I took a look at my archives the other day and realized that I have been writing this blog for over 3 years now. When I first started, the state of Judo web sites was pretty poor. Many clubs and organizations didn't have sites, and even the ones that did had pretty poor excuses of sites. The sites were almost completely lacking any type of design or navigation, and their information was almost always out of date, or not relevant. Obviously, there were some notable exceptions, such as the Judo Information site and the Judo forum. In addition, at the time I started there weren't that many other Judo Bloggers in the blogosphere, but that has changed too.
Somehow, over the past few years, the Judo world has decided that the time has come for Judo to increase its presence on the web. Within the past few months alone, the USJF and USJI have changed their web sites, and both have also begun sending member notices by e-mail. Companies like Hatashita Enterprises and Hatashita Sports have upgraded their e-commerce sites and even added an affiliate program and e-mail marketing, respectively. Then of course there are a whole new slew of sites for the Judo Community. Like the Judo Podcast (and its European Version) - which broadcast audio interviews with well-known Judoka, or JudoVision - a site that provides video of dozens of world-class Judo tournaments.

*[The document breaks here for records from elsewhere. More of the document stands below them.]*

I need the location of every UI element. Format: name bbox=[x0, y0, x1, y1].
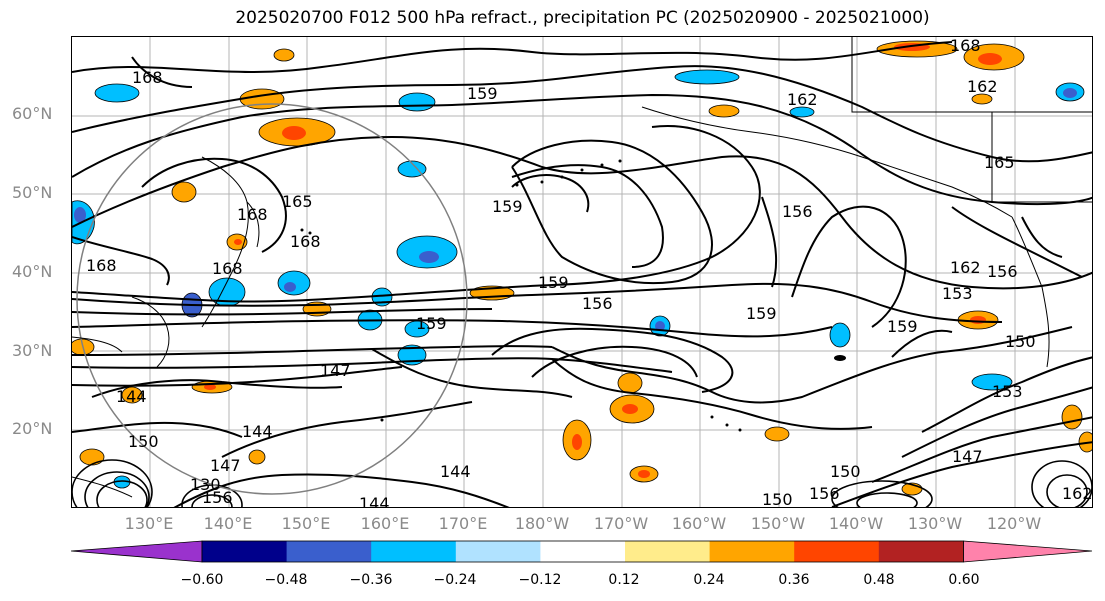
contour-label: 159 bbox=[492, 197, 523, 216]
colorbar-tick-label: −0.36 bbox=[349, 572, 393, 588]
contour-label: 162 bbox=[950, 258, 981, 277]
contour-label: 156 bbox=[782, 202, 813, 221]
colorbar-tick-label: 0.36 bbox=[778, 572, 810, 588]
colorbar-outline bbox=[201, 540, 964, 563]
contour-label: 162 bbox=[1062, 484, 1093, 503]
contour-label: 165 bbox=[984, 153, 1015, 172]
colorbar-segment bbox=[709, 541, 795, 562]
contour-label: 156 bbox=[809, 484, 840, 503]
lat-label-40n: 40°N bbox=[12, 262, 53, 281]
colorbar-segment bbox=[202, 541, 288, 562]
contour-label: 159 bbox=[416, 314, 447, 333]
lon-label-120w: 120°W bbox=[986, 514, 1042, 533]
contour-label: 156 bbox=[582, 294, 613, 313]
lon-label-140w: 140°W bbox=[828, 514, 884, 533]
island-dots bbox=[300, 159, 742, 432]
colorbar-tick-label: 0.48 bbox=[863, 572, 895, 588]
contour-label: 159 bbox=[746, 304, 777, 323]
contour-label: 150 bbox=[128, 432, 159, 451]
contour-label: 144 bbox=[359, 494, 390, 508]
contour-label: 168 bbox=[290, 232, 321, 251]
colorbar-tick-label: 0.12 bbox=[608, 572, 640, 588]
lon-label-170w: 170°W bbox=[593, 514, 649, 533]
height-contours bbox=[72, 41, 1092, 507]
contour-label: 159 bbox=[538, 273, 569, 292]
contour-label: 165 bbox=[282, 192, 313, 211]
colorbar-segment bbox=[794, 541, 880, 562]
colorbar bbox=[71, 540, 1093, 563]
coastlines bbox=[72, 37, 1092, 498]
colorbar-tick-label: −0.48 bbox=[264, 572, 308, 588]
contour-label: 144 bbox=[242, 422, 273, 441]
range-circle bbox=[76, 103, 468, 495]
contour-value-labels: 168 159 162 165 168 162 168 165 168 159 … bbox=[86, 37, 1093, 508]
lon-label-150w: 150°W bbox=[750, 514, 806, 533]
lon-label-160e: 160°E bbox=[360, 514, 410, 533]
contour-label: 144 bbox=[116, 387, 147, 406]
contour-label: 156 bbox=[202, 488, 233, 507]
contour-label: 156 bbox=[987, 262, 1018, 281]
colorbar-segment bbox=[540, 541, 626, 562]
contour-label: 153 bbox=[992, 382, 1023, 401]
map-canvas: 168 159 162 165 168 162 168 165 168 159 … bbox=[72, 37, 1093, 508]
lon-label-150e: 150°E bbox=[281, 514, 331, 533]
contour-label: 150 bbox=[762, 490, 793, 508]
lat-label-50n: 50°N bbox=[12, 183, 53, 202]
colorbar-tick-label: 0.24 bbox=[693, 572, 725, 588]
contour-label: 159 bbox=[887, 317, 918, 336]
contour-label: 168 bbox=[950, 37, 981, 55]
contour-label: 130 bbox=[190, 475, 221, 494]
lon-label-160w: 160°W bbox=[671, 514, 727, 533]
contour-label: 159 bbox=[467, 84, 498, 103]
contour-label: 153 bbox=[942, 284, 973, 303]
contour-label: 150 bbox=[830, 462, 861, 481]
colorbar-tick-label: −0.12 bbox=[518, 572, 562, 588]
colorbar-segment bbox=[878, 541, 964, 562]
colorbar-segment bbox=[371, 541, 457, 562]
lat-label-20n: 20°N bbox=[12, 419, 53, 438]
contour-label: 147 bbox=[320, 361, 351, 380]
contour-label: 168 bbox=[86, 256, 117, 275]
contour-label: 168 bbox=[132, 68, 163, 87]
lon-label-130w: 130°W bbox=[907, 514, 963, 533]
colorbar-segment bbox=[455, 541, 541, 562]
contour-label: 168 bbox=[237, 205, 268, 224]
lon-label-180w: 180°W bbox=[514, 514, 570, 533]
contour-label: 168 bbox=[212, 259, 243, 278]
lon-label-130e: 130°E bbox=[124, 514, 174, 533]
colorbar-segment bbox=[625, 541, 711, 562]
map-title: 2025020700 F012 500 hPa refract., precip… bbox=[235, 8, 930, 28]
contour-label: 162 bbox=[787, 90, 818, 109]
contour-label: 150 bbox=[1005, 332, 1036, 351]
lon-label-140e: 140°E bbox=[203, 514, 253, 533]
low-contours-sw bbox=[72, 459, 1092, 507]
contour-label: 147 bbox=[210, 456, 241, 475]
contour-label: 144 bbox=[440, 462, 471, 481]
colorbar-tick-label: −0.60 bbox=[180, 572, 224, 588]
colorbar-tick-label: 0.60 bbox=[948, 572, 980, 588]
contour-label: 162 bbox=[967, 77, 998, 96]
colorbar-segment bbox=[286, 541, 372, 562]
colorbar-extend-min bbox=[71, 540, 203, 563]
colorbar-extend-max bbox=[963, 540, 1093, 563]
colorbar-tick-label: −0.24 bbox=[433, 572, 477, 588]
lat-label-60n: 60°N bbox=[12, 104, 53, 123]
lon-label-170e: 170°E bbox=[438, 514, 488, 533]
contour-label: 147 bbox=[952, 447, 983, 466]
lat-label-30n: 30°N bbox=[12, 341, 53, 360]
map-panel: 168 159 162 165 168 162 168 165 168 159 … bbox=[71, 36, 1093, 508]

Finally, blogging has taken off. There are dozens of Judoka that are blogging these days. From average joes like myself, Andy, or Jason - to world-class competitors (current and former) like Ronda Rousey, Taraje Williams-Murray, Rhadi Ferguson, and AnnMaria DeMars.
It's nice to see that Judo is embracing the web. While it probably doesn't directly translate into more Judokas coming into our dojos, it definitely makes it easier for Judoka of all ages and skill levels, to know that there is a greater Judo community out there, and that people will answer their questions or give them encouragement to progress on to their next Judo goal.